CDU loss opens door for Schleswig-Holstein challenge
Future of regulated online gambling in Germany thrown into fresh doubt after Christian Democrats lose crucial state election in Schleswig-Holstein this weekend.

The future of regulated online gambling in Germany has been thrown into fresh doubt after Chancellor Angela Merkel’s Christian Democrats (CDU) lost a crucial state election in Schleswig-Holstein on Sunday.
Just days after the region’s first three egaming licences allowing operators to legally offer sports betting to German customers were handed to JAXX (myBet), Betfair and local lottery Die NordwestLotto Schleswig-Holstein, the CDU’s worst showing for 50 years could open the door for an opposition coalition to seek to challenge and overturn the state’s EU-backed state gambling act.
In a weekend of anti austerity election results in France and Greece, despite Merkel’s CDU scoring 31% of the vote the Free Democrats, the government’s coalition partners, slumped to a lowly 8% share with the opposition SPD finishing on around 30% but immediately stating it would look to join forces with the Greens in order to gain overall state control. The libertarian Pirate Party polled 8% and entered the state legislature for the first time.
“There were two losers in Schleswig-Holstein: the CDU and the FDP,” the SPD’s national chairman Sigmar Gabriel said after the result was announced.
The vote comes ahead of another vital electoral test for Merkel with elections in Germany’s most populous state, North-Rhine Westphalia, due to be held in five days.
On 3 May JAXX SE, Betfair and Die NordwestLotto Schleswig-Holstein were announced as the first three operators to be awarded an online gambling licence in Schleswig-Holstein. Licences were granted by the Schleswig-Holstein Interior Minister Klaus Schlie and will see each company launch a dot.de variant of their sites, offering sports betting until the licences come up for renewal in May 2018.
eGR understands the remaining 23 sports betting and 14 casino and poker applications are on track to be approved in the coming weeks and ratified in time to launch the products by the summer, however a change of local political power could see this timeframe changed. The SPD has strongly criticised the state’s Gambling Act ever since its introduction, and only last month attempted to nullify it but failed to pass it through Parliament.
In an opinion article written exclusively for eGR just a day after licences were handed to the trio of operators, Henrik Armah, senior associate at law firm Olswang, however said it could take “months” for an SPD-led government to present a new bill to abolish the current act and get it through a newly formed Parliament.
“While a new Prime Minister could unofficially attempt to use his influence on the authorities dealing with the licence applications to slow down the process and to not grant further licences, the legal basis for the licences would remain in place until officially abolished,” he explained.
“In addition, the fact that there are now licences in place might well have an impact on a new government’s decision whether or not to abolish the Gambling Act. In order to render existing licences null and void, a new government could either adopt a bill stating that all previously granted licences are no longer valid, abolish the existing act or give the authorities a legal basis to formally revoke these licences.

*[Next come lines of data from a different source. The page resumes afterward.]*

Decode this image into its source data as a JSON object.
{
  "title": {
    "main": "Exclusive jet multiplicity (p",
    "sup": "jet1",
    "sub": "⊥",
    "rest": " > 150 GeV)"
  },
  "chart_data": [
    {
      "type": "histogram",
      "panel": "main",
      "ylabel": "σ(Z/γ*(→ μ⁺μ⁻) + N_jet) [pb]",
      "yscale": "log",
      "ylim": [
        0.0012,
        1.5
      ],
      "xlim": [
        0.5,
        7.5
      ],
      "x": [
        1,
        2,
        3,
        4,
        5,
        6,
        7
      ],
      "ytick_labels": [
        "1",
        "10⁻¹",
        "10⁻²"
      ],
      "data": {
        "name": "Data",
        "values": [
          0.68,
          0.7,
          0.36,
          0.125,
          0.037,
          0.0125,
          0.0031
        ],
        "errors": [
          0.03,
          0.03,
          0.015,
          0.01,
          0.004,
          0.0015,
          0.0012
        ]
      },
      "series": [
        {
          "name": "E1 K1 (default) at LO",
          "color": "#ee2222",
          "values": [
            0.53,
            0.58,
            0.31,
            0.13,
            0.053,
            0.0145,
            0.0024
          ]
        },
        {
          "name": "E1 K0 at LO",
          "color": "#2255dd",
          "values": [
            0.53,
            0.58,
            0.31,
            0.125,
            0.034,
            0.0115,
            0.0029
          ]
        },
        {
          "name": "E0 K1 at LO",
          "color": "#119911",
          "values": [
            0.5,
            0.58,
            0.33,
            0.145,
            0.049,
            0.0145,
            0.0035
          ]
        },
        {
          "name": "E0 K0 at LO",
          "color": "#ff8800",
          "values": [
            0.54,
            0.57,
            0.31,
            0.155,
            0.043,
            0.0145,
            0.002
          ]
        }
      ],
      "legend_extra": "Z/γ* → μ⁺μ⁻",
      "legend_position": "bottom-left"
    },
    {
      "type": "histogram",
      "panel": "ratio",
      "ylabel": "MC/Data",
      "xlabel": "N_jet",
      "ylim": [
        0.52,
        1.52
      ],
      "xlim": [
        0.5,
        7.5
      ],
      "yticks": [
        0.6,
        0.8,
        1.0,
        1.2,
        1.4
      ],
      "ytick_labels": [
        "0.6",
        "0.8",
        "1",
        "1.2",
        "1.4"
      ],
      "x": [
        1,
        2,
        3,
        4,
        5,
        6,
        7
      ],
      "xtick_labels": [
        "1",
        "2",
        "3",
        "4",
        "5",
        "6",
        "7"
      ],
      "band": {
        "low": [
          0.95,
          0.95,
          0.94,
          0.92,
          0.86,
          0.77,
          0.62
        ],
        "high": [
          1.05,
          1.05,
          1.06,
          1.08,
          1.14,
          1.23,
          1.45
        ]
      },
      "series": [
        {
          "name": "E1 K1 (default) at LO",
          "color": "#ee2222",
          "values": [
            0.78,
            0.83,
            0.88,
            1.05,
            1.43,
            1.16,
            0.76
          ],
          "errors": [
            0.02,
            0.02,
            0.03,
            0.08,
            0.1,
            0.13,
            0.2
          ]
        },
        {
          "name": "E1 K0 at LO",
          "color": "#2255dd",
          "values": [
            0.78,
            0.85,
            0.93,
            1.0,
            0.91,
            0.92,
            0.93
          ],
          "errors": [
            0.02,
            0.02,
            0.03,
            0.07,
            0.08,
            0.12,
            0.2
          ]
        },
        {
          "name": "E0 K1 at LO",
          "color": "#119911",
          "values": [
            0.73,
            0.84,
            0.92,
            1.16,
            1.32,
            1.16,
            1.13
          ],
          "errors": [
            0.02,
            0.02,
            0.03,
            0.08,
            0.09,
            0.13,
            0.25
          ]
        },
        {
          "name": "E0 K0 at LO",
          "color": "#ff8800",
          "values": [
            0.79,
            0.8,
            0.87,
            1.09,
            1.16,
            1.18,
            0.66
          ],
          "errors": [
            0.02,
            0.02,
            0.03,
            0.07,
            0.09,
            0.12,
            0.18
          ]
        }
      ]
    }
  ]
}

The two latter options would, however, likely only work under German administrative law if the respective operator has by then not made any use of its licence.”
Armah added that if a new government was to abolish the current October 2011 Schleswig-Holstein Gambling Act, it could face compensation claims from existing licensees on the principle of protection of trust that would, for example, cover costs for establishing a locally incorporated and/or based business, managing the application process but would be unlikely to extend to future lost profits.
“Another, more balanced option for a new government could be a reduction of the existing licences from six to fewer years “ which might potentially mitigate the risk of being liable for compensation payments,” Armah added.
One positive note, however is that, unlike the majority of his party’s senior members, the SPD’s candidate for region’s Prime Minister and the current mayor of Kiel, Torsten Albig, has publicly supported online gaming operators and providers setting up in Schleswig-Holstein.
Schleswig-Holstein is the only German state that did not join the other 15 German Länder in adopting a new Interstate Treaty on Gambling passing its own regional Gambling Act in October last year.
On 15 December last year, the 15 Länder signed a second draft treaty with the provision that they would only implement it if the European Commission gave them the ‘green light’ to do so, however in March the EC issued a detailed response rejecting Germany’s revised proposals with several sources, including the Minister of Economy, claiming this could spell the “end of the road” for the bill in its present form.
The Commission criticised their proposals for failing to address its main concerns over its compatibility with European law with Jörg Bode, Minister of Economy and deputy Prime Minister for the state of Lower Saxony saying the treaty had “failed in its present form”.